A will is a document where the writer, or testator, declares a person to manage his estate once he passes away and decides how his property will be divided upon his death. There are many requirements for writing a will and making sure that it is valid. Only valid wills have legal effect, and thus failing to observe a necessary formality or meet a requirement will result in the will having no effect and the property being distributed according to the rules of distribution for those who have died without writing a will. This can often have totally different results than what the testator intended.    


For all testators in all states, they must have the proper mental capacity to write a will. This involves being of the age of majority and having the requisite mental capacity to understand the consequences of writing a will. Although there will be fruitfulness of evidence available regarding a testator's age, evidence of mental capacity is often more difficult to prove. Consulting with an Los Angeles estate planning lawyer and discussing the writing of the will and the disposition of one's property can provide important evidence about the testator's mental state and whether or not he understood the actions he or she was taking.

Other requirements vary by jurisdiction, and an Los Angeles estate planning lawyer can help explain which requirements a testator must meet to write a valid will in the state where they reside. Some of the more common requirements are a declaration that the document is the last will and testament of the testator, declaring that the testament revokes all previous wills, and how clearly the property and the beneficiaries must be identified.

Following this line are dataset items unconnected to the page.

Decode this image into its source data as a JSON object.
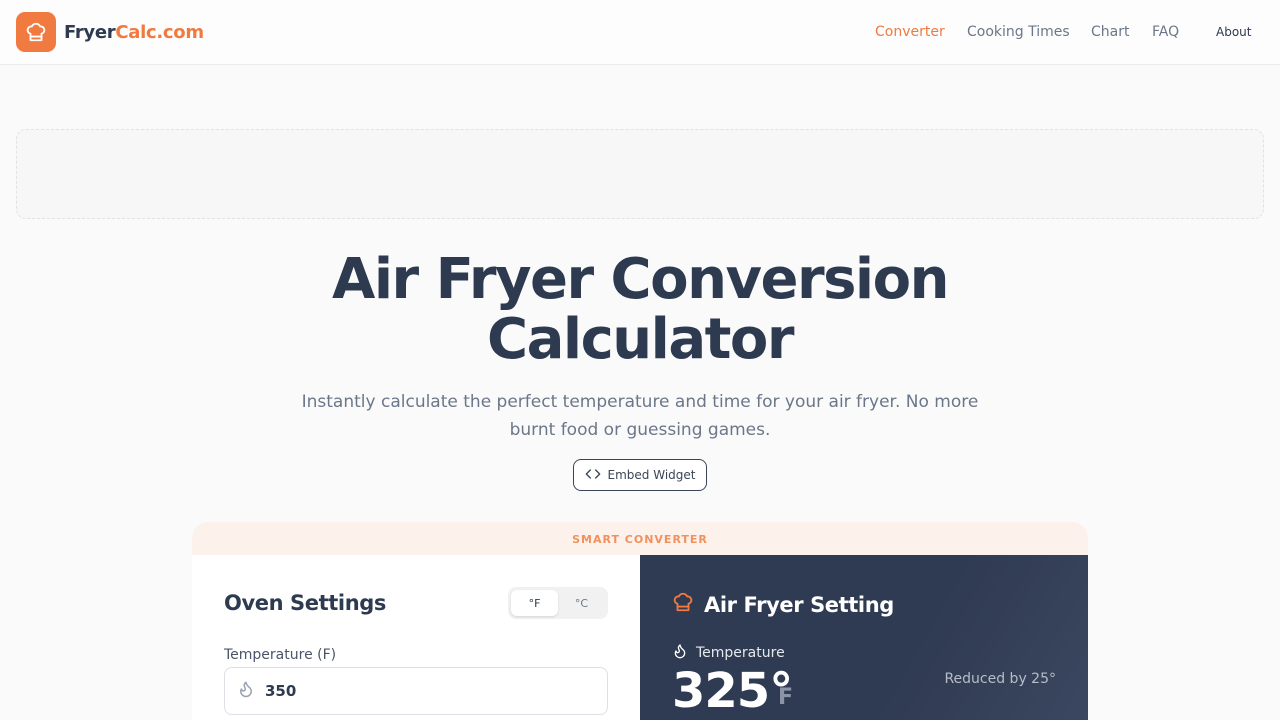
{
  "header": {
    "logo_part1": "Fryer",
    "logo_part2": "Calc.com",
    "nav": {
      "converter": "Converter",
      "cooking_times": "Cooking Times",
      "chart": "Chart",
      "faq": "FAQ",
      "about": "About"
    },
    "active_nav": "Converter"
  },
  "hero": {
    "title_line1": "Air Fryer Conversion",
    "title_line2": "Calculator",
    "subtitle_line1": "Instantly calculate the perfect temperature and time for your air fryer. No more",
    "subtitle_line2": "burnt food or guessing games.",
    "embed_button": "Embed Widget"
  },
  "converter": {
    "tab_label": "SMART CONVERTER",
    "oven": {
      "title": "Oven Settings",
      "unit_options": [
        "°F",
        "°C"
      ],
      "selected_unit": "°F",
      "temperature_label": "Temperature (F)",
      "temperature_value": "350"
    },
    "air_fryer": {
      "title": "Air Fryer Setting",
      "temperature_label": "Temperature",
      "temperature_value": "325°",
      "temperature_unit": "F",
      "reduced_note": "Reduced by 25°"
    }
  },
  "colors": {
    "accent": "#f07a3f",
    "dark_panel": "#2f3b52",
    "text_dark": "#2d3a4f",
    "text_muted": "#6b7789"
  },
  "icons": {
    "logo": "chef-hat-icon",
    "embed": "code-icon",
    "temperature": "flame-icon",
    "air_fryer": "chef-hat-icon"
  }
}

Additionally, there are certain form requirements that must be followed if the will is to have legal effect, such where the testator must sign and date the will. In addition to the form requirements, each jurisdiction has its own rules about who can and cannot be a witness to a will. This may include age requirements, mental capacity requirements, and rules about whether or not property can be left to a person who witnessed the will. There are also rules about where the witnesses must sign the will and whether or not they must sign it in the occupancy of the testator or may do so at a later date.